“We have broken through the partisanship and the gridlock,” Sen. Patty Murray, one of two chief budget negotiators, said of Tuesday’s deal to avoid another government shutdown.
Murray, a Democrat from Washington state serving her fourth term, is considered a steady hand in the Senate who shuns grandstanding and garners respect from both sides of the aisle.
She is a liberal, but can be pragmatic and has some conservative thoughts on budget issues.
As Senate Budget Committee chairman, she is concerned about the deficit, and the deal she struck with her more flashy House Republican counterpart, Wisconsin Republican Paul Ryan, on Tuesday makes up some ground for the failure of bipartisan talks she helped lead two years ago to reach a grander fiscal bargain.
She said the new agreement was one she would not have put forth alone. It was a compromise, she said at a news conference.
“We need to acknowledge that our nation has serious long-term fiscal challenges” that the proposal “does not address,” Murray said.

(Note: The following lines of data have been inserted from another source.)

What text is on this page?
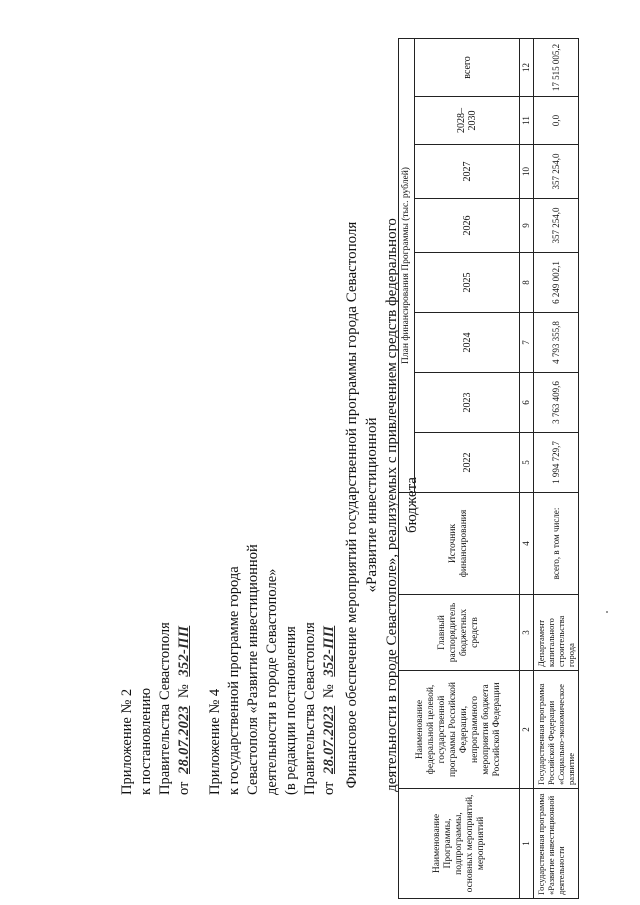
Приложение № 2 к постановлению Правительства Севастополя от 28.07.2023 № 352-ПП
Приложение № 4 к государственной программе города Севастополя «Развитие инвестиционной деятельности в городе Севастополе» (в редакции постановления Правительства Севастополя от 28.07.2023 № 352-ПП Финансовое обеспечение мероприятий государственной программы города Севастополя «Развитие инвестиционной деятельности в городе Севастополе», реализуемых с привлечением средств федерального бюджета
Наименование Программы, подпрограммы, основных мероприятий, мероприятий	Наименование федеральной целевой, государственной программы Российской Федерации, непрограммного мероприятия бюджета Российской Федерации	Главный распорядитель бюджетных средств	Источник финансирования	План финансирования Программы (тыс. рублей)							
				2022	2023	2024	2025	2026	2027	2028–2030	всего
1	2	3	4	5	6	7	8	9	10	11	12
Государственная программа «Развитие инвестиционной деятельности	Государственная программа Российской Федерации «Социально-экономическое развитие	Департамент капитального строительства города	всего, в том числе:	1 994 729,7	3 763 409,6	4 793 355,8	6 249 002,1	357 254,0	357 254,0	0,0	17 515 005,2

Murray and Ryan have spent the last two months working on an agreement that would set government spending levels and replace the next round of deep automatic cuts to avoid another government shutdown, known as the sequester.
Murray assumed the Democratic chairmanship of the budget committee this year, replacing retiring Sen. Kent Conrad of North Dakota.
She won re-election in 2010 by a slim margin, defeating Republican Dino Rossi, 52% to 48%.
First elected in 1992 after serving four years in the Washington State Senate, Murray has become a powerful player in the upper chamber as chairwoman of the budget committee — leading her party’s voice in fiscal talks — as well as helping Democrats maintain the Senate majority in her role as chairwoman of the campaign committee.
Murray’s father, who was awarded a Purple Heart in World War II, suffered from multiple sclerosis and was disabled. Her family was on food stamps for a time. She points out on her website how the federal government helped her and her brothers and sisters; her mother went back to school under a government program to find a better paying job. She and her siblings attended college on federal grants and student loans.
Like her negotiating partner, Murray loves the outdoors and fishing, something she alluded to as they announced the deal and their ability to find a compromise.
“We do have some major differences,” she said. “We cheer for a different football team, clearly. We catch different fish. We have some differences on policy, but we agree our country needs some certainty.”